Le roi recule avec horreur.
« Crois-moi pourtant, ne te fie pas a ton bonheur, »
Reprend-il avec un regard inquiet.
« Songes-y, c’est sur les flots perfides —
Qu’aisément l’orage la pourrait briser ! —
Que vogue la fortune incertaine de ta flotte. »
Et avant qu’il ait achevé ces mots,
L’interrompent les joyeuses acclamations
Qui s’élèvent de la rade.
Richement chargés des trésors de l’étranger,
Reviennent aux rivages de la patrie
Ses navires, épaisse forêt de mâts,
L’hôte royal est stupéfait :
« Ta Fortune aujourd’hui est de bonne humeur,
Mais crains son inconstance.
Les bandes aguerries des Crétois
Te menacent des dangers de la guerre ;
Déjà elles approchent de ces bords. »
Et cette parole n’était pas échappée de ses lèvres,
Qu’on voit des flots d’hommes affluer des vaisseaux,
Et mille voix crient : « Victoire !
Nous sommes délivrés de la crainte de l’ennemi,
La tempête a dispersé les Cretois,
La guerre est loin, la guerre est finie ! »
L’hôte entend ces cris avec terreur.
« En vérité, il faut que je t’estime heureux !
Pourtant, » dit-il, « je tremble pour ton salut.

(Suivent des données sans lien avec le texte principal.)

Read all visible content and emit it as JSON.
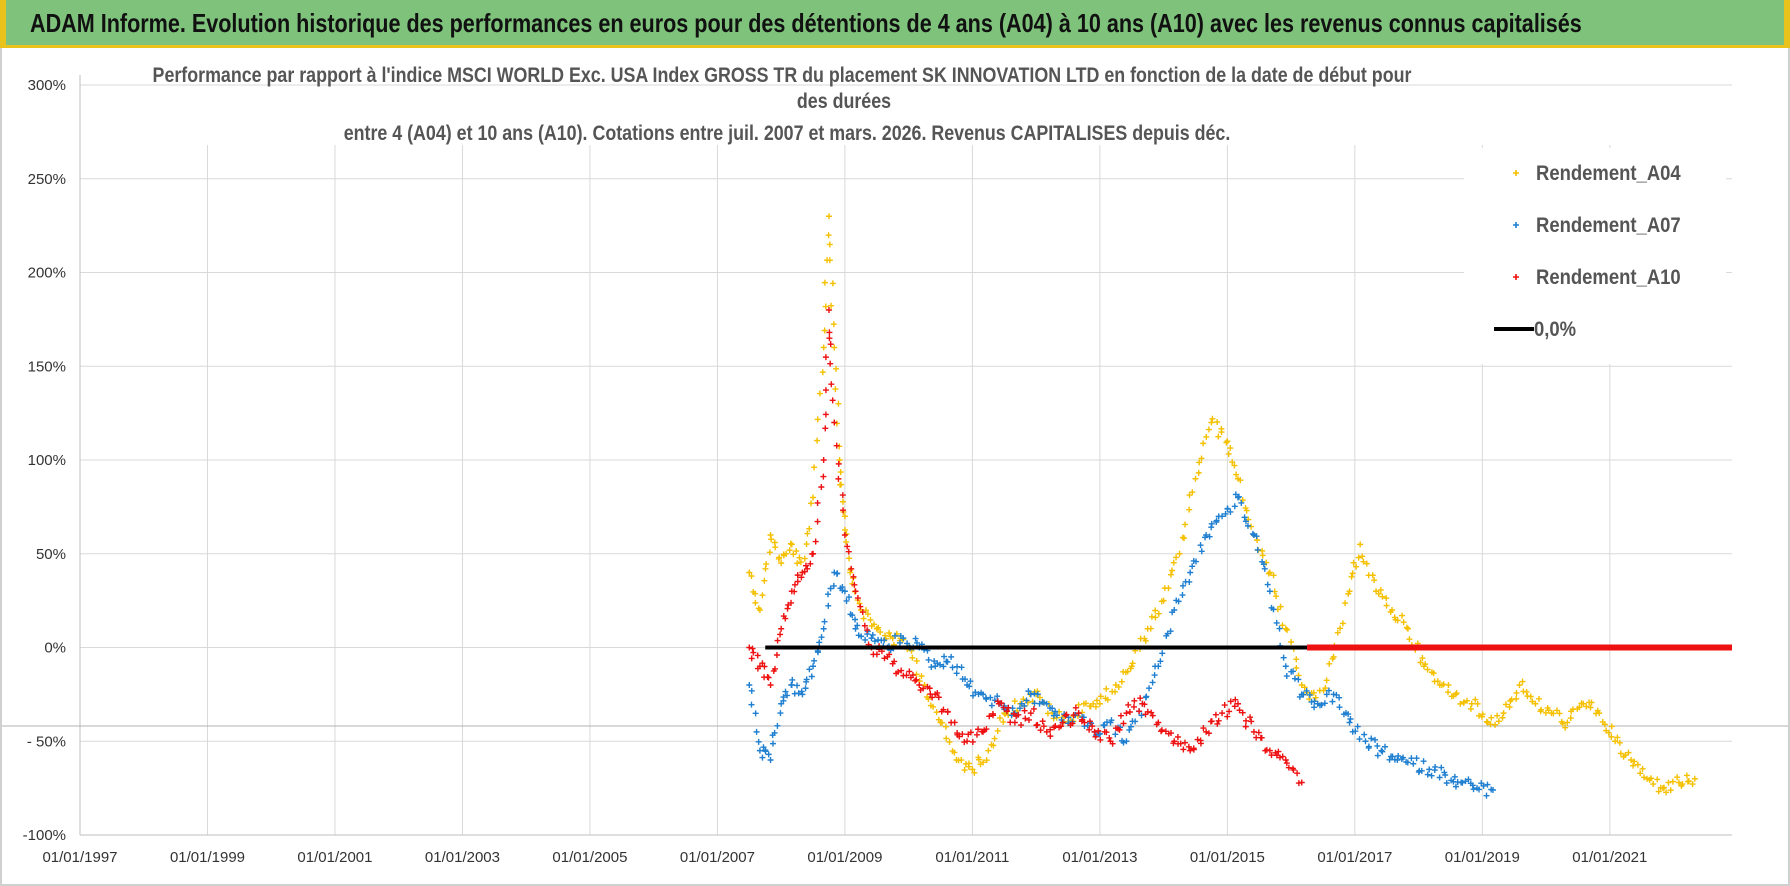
{
  "header": {
    "title": "ADAM Informe. Evolution historique des performances en euros pour des détentions de 4 ans (A04) à 10 ans (A10) avec les revenus connus capitalisés"
  },
  "colors": {
    "banner": "#7ec27b",
    "banner_border": "#e9c21b",
    "A04": "#f5c000",
    "A07": "#1f7fd0",
    "A10": "#ee1111",
    "zero": "#000000"
  },
  "chart_data": {
    "type": "scatter",
    "title_lines": [
      "Performance par rapport à l'indice MSCI WORLD Exc. USA Index GROSS TR  du placement SK INNOVATION LTD en fonction de la date de début pour",
      "des durées",
      "entre 4 (A04) et 10 ans (A10). Cotations entre juil. 2007 et mars. 2026. Revenus CAPITALISES depuis déc."
    ],
    "xlabel": "",
    "ylabel": "",
    "x_range": [
      "1997-01-01",
      "2022-12-01"
    ],
    "y_range": [
      -100,
      300
    ],
    "x_ticks": [
      "01/01/1997",
      "01/01/1999",
      "01/01/2001",
      "01/01/2003",
      "01/01/2005",
      "01/01/2007",
      "01/01/2009",
      "01/01/2011",
      "01/01/2013",
      "01/01/2015",
      "01/01/2017",
      "01/01/2019",
      "01/01/2021"
    ],
    "y_ticks": [
      "300%",
      "250%",
      "200%",
      "150%",
      "100%",
      "50%",
      "0%",
      "- 50%",
      "-100%"
    ],
    "y_tick_values": [
      300,
      250,
      200,
      150,
      100,
      50,
      0,
      -50,
      -100
    ],
    "grid": true,
    "legend_position": "top-right",
    "series": [
      {
        "name": "Rendement_A04",
        "marker": "+",
        "x": [
          "2007-07",
          "2007-09",
          "2007-11",
          "2008-01",
          "2008-03",
          "2008-05",
          "2008-07",
          "2008-09",
          "2008-10",
          "2008-11",
          "2008-12",
          "2009-01",
          "2009-02",
          "2009-04",
          "2009-07",
          "2009-10",
          "2010-01",
          "2010-04",
          "2010-07",
          "2010-10",
          "2011-01",
          "2011-04",
          "2011-07",
          "2011-10",
          "2012-01",
          "2012-04",
          "2012-07",
          "2012-10",
          "2013-01",
          "2013-04",
          "2013-07",
          "2013-10",
          "2014-01",
          "2014-04",
          "2014-07",
          "2014-10",
          "2015-01",
          "2015-03",
          "2015-06",
          "2015-09",
          "2015-12",
          "2016-03",
          "2016-06",
          "2016-09",
          "2016-12",
          "2017-02",
          "2017-05",
          "2017-08",
          "2017-11",
          "2018-02",
          "2018-05",
          "2018-08",
          "2018-11",
          "2019-02",
          "2019-05",
          "2019-08",
          "2019-11",
          "2020-02",
          "2020-05",
          "2020-08",
          "2020-11",
          "2021-02",
          "2021-05",
          "2021-08",
          "2021-11",
          "2022-02",
          "2022-05"
        ],
        "y": [
          40,
          20,
          60,
          45,
          55,
          40,
          80,
          160,
          230,
          160,
          100,
          70,
          40,
          20,
          10,
          5,
          0,
          -20,
          -40,
          -60,
          -65,
          -55,
          -35,
          -30,
          -25,
          -35,
          -40,
          -30,
          -30,
          -20,
          -10,
          10,
          25,
          50,
          90,
          120,
          110,
          90,
          60,
          40,
          10,
          -20,
          -30,
          -5,
          30,
          55,
          30,
          20,
          10,
          -10,
          -20,
          -25,
          -30,
          -40,
          -35,
          -20,
          -30,
          -35,
          -40,
          -30,
          -35,
          -50,
          -60,
          -70,
          -75,
          -72,
          -70
        ]
      },
      {
        "name": "Rendement_A07",
        "marker": "+",
        "x": [
          "2007-07",
          "2007-09",
          "2007-11",
          "2008-01",
          "2008-03",
          "2008-05",
          "2008-07",
          "2008-09",
          "2008-11",
          "2009-01",
          "2009-03",
          "2009-06",
          "2009-09",
          "2009-12",
          "2010-03",
          "2010-06",
          "2010-09",
          "2010-12",
          "2011-03",
          "2011-06",
          "2011-09",
          "2011-12",
          "2012-03",
          "2012-06",
          "2012-09",
          "2012-12",
          "2013-03",
          "2013-06",
          "2013-09",
          "2013-12",
          "2014-03",
          "2014-06",
          "2014-09",
          "2014-12",
          "2015-03",
          "2015-06",
          "2015-09",
          "2015-12",
          "2016-03",
          "2016-06",
          "2016-09",
          "2016-12",
          "2017-03",
          "2017-06",
          "2017-09",
          "2017-12",
          "2018-03",
          "2018-06",
          "2018-09",
          "2018-12",
          "2019-03"
        ],
        "y": [
          -20,
          -55,
          -60,
          -30,
          -20,
          -25,
          -10,
          10,
          40,
          30,
          10,
          5,
          0,
          5,
          0,
          -10,
          -5,
          -20,
          -25,
          -30,
          -35,
          -25,
          -30,
          -40,
          -35,
          -45,
          -40,
          -50,
          -30,
          -10,
          20,
          40,
          60,
          70,
          80,
          60,
          30,
          -10,
          -25,
          -30,
          -25,
          -40,
          -50,
          -55,
          -60,
          -62,
          -65,
          -68,
          -72,
          -75,
          -76
        ]
      },
      {
        "name": "Rendement_A10",
        "marker": "+",
        "x": [
          "2007-07",
          "2007-09",
          "2007-11",
          "2008-01",
          "2008-03",
          "2008-05",
          "2008-07",
          "2008-09",
          "2008-10",
          "2008-11",
          "2009-01",
          "2009-03",
          "2009-06",
          "2009-09",
          "2009-12",
          "2010-03",
          "2010-06",
          "2010-09",
          "2010-12",
          "2011-03",
          "2011-06",
          "2011-09",
          "2011-12",
          "2012-03",
          "2012-06",
          "2012-09",
          "2012-12",
          "2013-03",
          "2013-06",
          "2013-09",
          "2013-12",
          "2014-03",
          "2014-06",
          "2014-09",
          "2014-12",
          "2015-03",
          "2015-06",
          "2015-09",
          "2015-12",
          "2016-03"
        ],
        "y": [
          0,
          -10,
          -20,
          10,
          30,
          40,
          50,
          100,
          180,
          120,
          60,
          30,
          0,
          -5,
          -15,
          -20,
          -25,
          -40,
          -50,
          -45,
          -30,
          -40,
          -35,
          -45,
          -40,
          -35,
          -45,
          -50,
          -35,
          -30,
          -40,
          -50,
          -55,
          -45,
          -35,
          -30,
          -45,
          -55,
          -60,
          -72
        ]
      }
    ],
    "reference_line": {
      "name": "0,0%",
      "value": 0,
      "segments": [
        {
          "from": "2007-10",
          "to": "2016-04",
          "color": "#000000"
        },
        {
          "from": "2016-04",
          "to": "2022-12",
          "color": "#ee1111"
        }
      ]
    }
  }
}
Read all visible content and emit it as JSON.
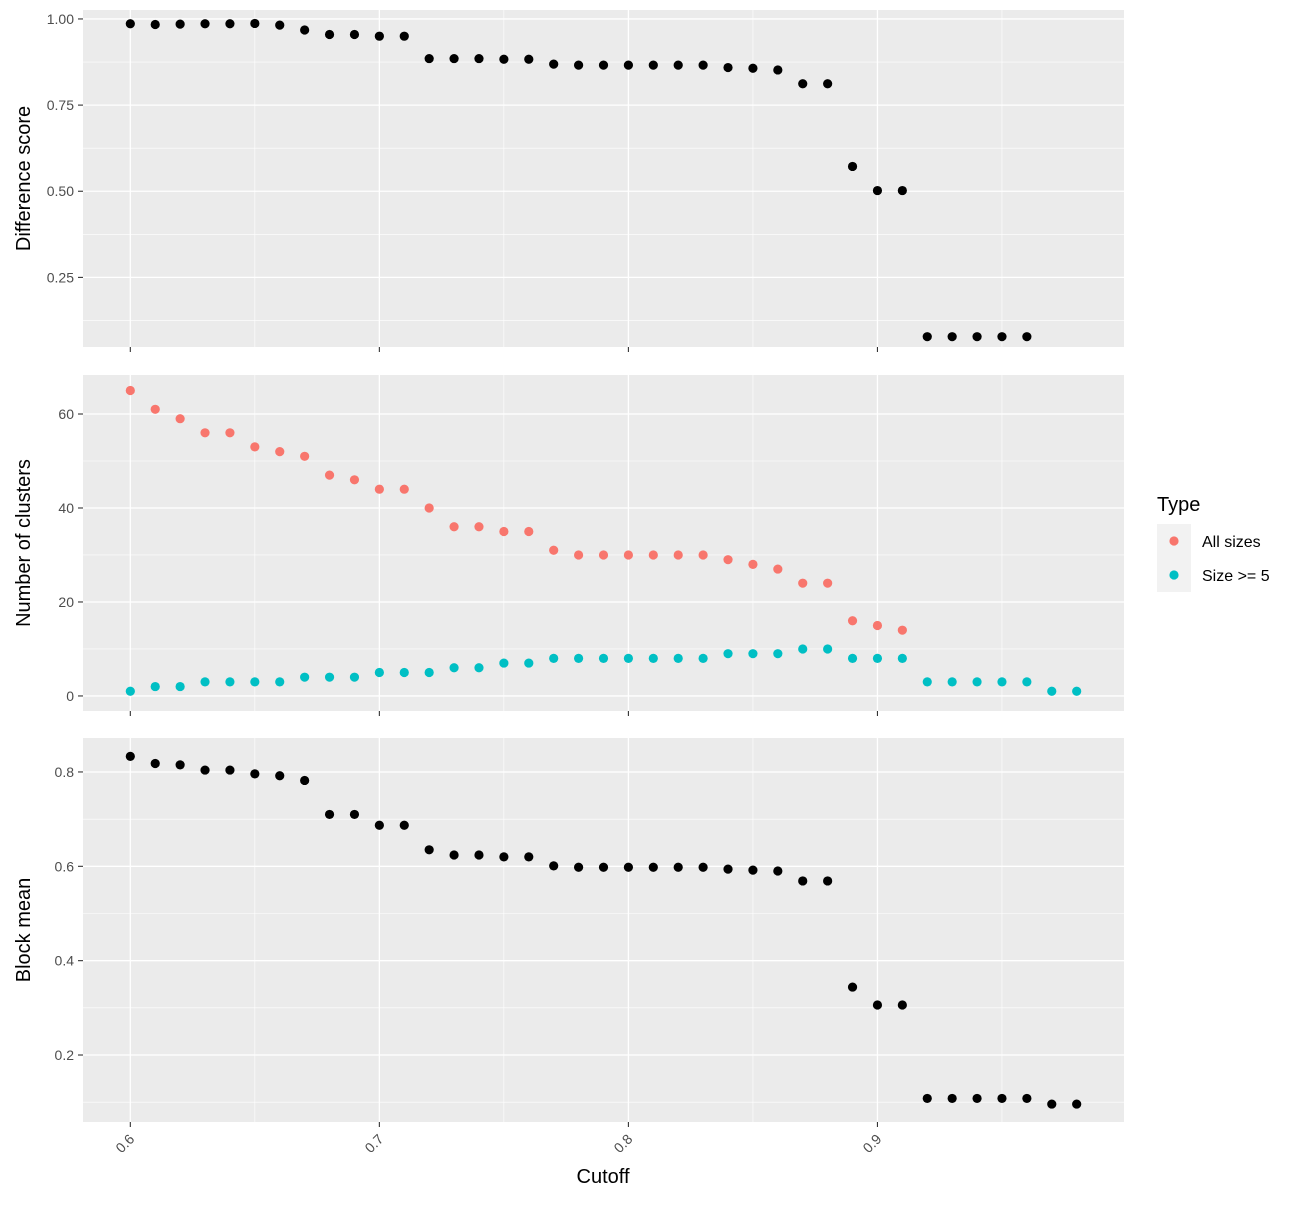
{
  "chart_data": {
    "type": "scatter",
    "layout": "stacked-facets-shared-x",
    "xlabel": "Cutoff",
    "x_ticks": [
      0.6,
      0.7,
      0.8,
      0.9
    ],
    "x_tick_labels": [
      "0.6",
      "0.7",
      "0.8",
      "0.9"
    ],
    "xlim": [
      0.581,
      0.999
    ],
    "grid": true,
    "legend": {
      "title": "Type",
      "placement": "right",
      "entries": [
        {
          "label": "All sizes",
          "color": "#F8766D"
        },
        {
          "label": "Size >= 5",
          "color": "#00BFC4"
        }
      ]
    },
    "panels": [
      {
        "ylabel": "Difference score",
        "ylim": [
          0.048,
          1.026
        ],
        "y_ticks": [
          0.25,
          0.5,
          0.75,
          1.0
        ],
        "y_tick_labels": [
          "0.25",
          "0.50",
          "0.75",
          "1.00"
        ],
        "series": [
          {
            "color": "#000000",
            "points": [
              [
                0.6,
                0.986
              ],
              [
                0.61,
                0.984
              ],
              [
                0.62,
                0.985
              ],
              [
                0.63,
                0.986
              ],
              [
                0.64,
                0.986
              ],
              [
                0.65,
                0.987
              ],
              [
                0.66,
                0.982
              ],
              [
                0.67,
                0.968
              ],
              [
                0.68,
                0.955
              ],
              [
                0.69,
                0.955
              ],
              [
                0.7,
                0.95
              ],
              [
                0.71,
                0.95
              ],
              [
                0.72,
                0.885
              ],
              [
                0.73,
                0.885
              ],
              [
                0.74,
                0.885
              ],
              [
                0.75,
                0.883
              ],
              [
                0.76,
                0.883
              ],
              [
                0.77,
                0.869
              ],
              [
                0.78,
                0.866
              ],
              [
                0.79,
                0.866
              ],
              [
                0.8,
                0.866
              ],
              [
                0.81,
                0.866
              ],
              [
                0.82,
                0.866
              ],
              [
                0.83,
                0.866
              ],
              [
                0.84,
                0.859
              ],
              [
                0.85,
                0.857
              ],
              [
                0.86,
                0.852
              ],
              [
                0.87,
                0.812
              ],
              [
                0.88,
                0.812
              ],
              [
                0.89,
                0.572
              ],
              [
                0.9,
                0.502
              ],
              [
                0.91,
                0.502
              ],
              [
                0.92,
                0.078
              ],
              [
                0.93,
                0.078
              ],
              [
                0.94,
                0.078
              ],
              [
                0.95,
                0.078
              ],
              [
                0.96,
                0.078
              ]
            ]
          }
        ]
      },
      {
        "ylabel": "Number of clusters",
        "ylim": [
          -3.2,
          68.3
        ],
        "y_ticks": [
          0,
          20,
          40,
          60
        ],
        "y_tick_labels": [
          "0",
          "20",
          "40",
          "60"
        ],
        "series": [
          {
            "name": "All sizes",
            "color": "#F8766D",
            "points": [
              [
                0.6,
                65
              ],
              [
                0.61,
                61
              ],
              [
                0.62,
                59
              ],
              [
                0.63,
                56
              ],
              [
                0.64,
                56
              ],
              [
                0.65,
                53
              ],
              [
                0.66,
                52
              ],
              [
                0.67,
                51
              ],
              [
                0.68,
                47
              ],
              [
                0.69,
                46
              ],
              [
                0.7,
                44
              ],
              [
                0.71,
                44
              ],
              [
                0.72,
                40
              ],
              [
                0.73,
                36
              ],
              [
                0.74,
                36
              ],
              [
                0.75,
                35
              ],
              [
                0.76,
                35
              ],
              [
                0.77,
                31
              ],
              [
                0.78,
                30
              ],
              [
                0.79,
                30
              ],
              [
                0.8,
                30
              ],
              [
                0.81,
                30
              ],
              [
                0.82,
                30
              ],
              [
                0.83,
                30
              ],
              [
                0.84,
                29
              ],
              [
                0.85,
                28
              ],
              [
                0.86,
                27
              ],
              [
                0.87,
                24
              ],
              [
                0.88,
                24
              ],
              [
                0.89,
                16
              ],
              [
                0.9,
                15
              ],
              [
                0.91,
                14
              ]
            ]
          },
          {
            "name": "Size >= 5",
            "color": "#00BFC4",
            "points": [
              [
                0.6,
                1
              ],
              [
                0.61,
                2
              ],
              [
                0.62,
                2
              ],
              [
                0.63,
                3
              ],
              [
                0.64,
                3
              ],
              [
                0.65,
                3
              ],
              [
                0.66,
                3
              ],
              [
                0.67,
                4
              ],
              [
                0.68,
                4
              ],
              [
                0.69,
                4
              ],
              [
                0.7,
                5
              ],
              [
                0.71,
                5
              ],
              [
                0.72,
                5
              ],
              [
                0.73,
                6
              ],
              [
                0.74,
                6
              ],
              [
                0.75,
                7
              ],
              [
                0.76,
                7
              ],
              [
                0.77,
                8
              ],
              [
                0.78,
                8
              ],
              [
                0.79,
                8
              ],
              [
                0.8,
                8
              ],
              [
                0.81,
                8
              ],
              [
                0.82,
                8
              ],
              [
                0.83,
                8
              ],
              [
                0.84,
                9
              ],
              [
                0.85,
                9
              ],
              [
                0.86,
                9
              ],
              [
                0.87,
                10
              ],
              [
                0.88,
                10
              ],
              [
                0.89,
                8
              ],
              [
                0.9,
                8
              ],
              [
                0.91,
                8
              ],
              [
                0.92,
                3
              ],
              [
                0.93,
                3
              ],
              [
                0.94,
                3
              ],
              [
                0.95,
                3
              ],
              [
                0.96,
                3
              ],
              [
                0.97,
                1
              ],
              [
                0.98,
                1
              ]
            ]
          }
        ]
      },
      {
        "ylabel": "Block mean",
        "ylim": [
          0.058,
          0.872
        ],
        "y_ticks": [
          0.2,
          0.4,
          0.6,
          0.8
        ],
        "y_tick_labels": [
          "0.2",
          "0.4",
          "0.6",
          "0.8"
        ],
        "series": [
          {
            "color": "#000000",
            "points": [
              [
                0.6,
                0.833
              ],
              [
                0.61,
                0.818
              ],
              [
                0.62,
                0.815
              ],
              [
                0.63,
                0.804
              ],
              [
                0.64,
                0.804
              ],
              [
                0.65,
                0.796
              ],
              [
                0.66,
                0.792
              ],
              [
                0.67,
                0.782
              ],
              [
                0.68,
                0.71
              ],
              [
                0.69,
                0.71
              ],
              [
                0.7,
                0.687
              ],
              [
                0.71,
                0.687
              ],
              [
                0.72,
                0.635
              ],
              [
                0.73,
                0.624
              ],
              [
                0.74,
                0.624
              ],
              [
                0.75,
                0.62
              ],
              [
                0.76,
                0.62
              ],
              [
                0.77,
                0.601
              ],
              [
                0.78,
                0.598
              ],
              [
                0.79,
                0.598
              ],
              [
                0.8,
                0.598
              ],
              [
                0.81,
                0.598
              ],
              [
                0.82,
                0.598
              ],
              [
                0.83,
                0.598
              ],
              [
                0.84,
                0.594
              ],
              [
                0.85,
                0.592
              ],
              [
                0.86,
                0.59
              ],
              [
                0.87,
                0.569
              ],
              [
                0.88,
                0.569
              ],
              [
                0.89,
                0.344
              ],
              [
                0.9,
                0.306
              ],
              [
                0.91,
                0.306
              ],
              [
                0.92,
                0.108
              ],
              [
                0.93,
                0.108
              ],
              [
                0.94,
                0.108
              ],
              [
                0.95,
                0.108
              ],
              [
                0.96,
                0.108
              ],
              [
                0.97,
                0.096
              ],
              [
                0.98,
                0.096
              ]
            ]
          }
        ]
      }
    ]
  }
}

La jalousie des dieux m’épouvante ;
Jamais les joies de la vie
N’échurent sans mélange à aucun mortel. »
« À moi aussi tout a réussi,
Dans tous les actes de mon régne
La faveur du ciel m’accompagne ;
Cependant, j’avais un héritier chéri,
Dieu me l’a pris, je l’ai vu mourir,
À la Fortune j’ai payé ma dette.
« Ainsi, veux-tu te garantir de l’adversité,
Supplie les maîtres invisibles
De mêler la souffrance au bonheur.
Jamais encore je n’ai vu finir dans la joie l’homme,
Sur qui toujours à pleines mains
Les dieux répandent leurs dons.
« Et si les dieux refusent de l’exaucer,
Ne méprise pas le conseil d’un ami,
Et appelle toi-même le malheur ;
Et prends dans tes riches trésors
Ce qui charme le plus ton âme,
Et jette-le dans cette mer ! »
Et il lui répond, ému de crainte :
« Dans tout ce que mon île enserre,
Cet anneau est mon bien le plus précieux.
Je veux le consacrer aux Furies,
Peut-être alors me pardonneront-elles mon bonheur. »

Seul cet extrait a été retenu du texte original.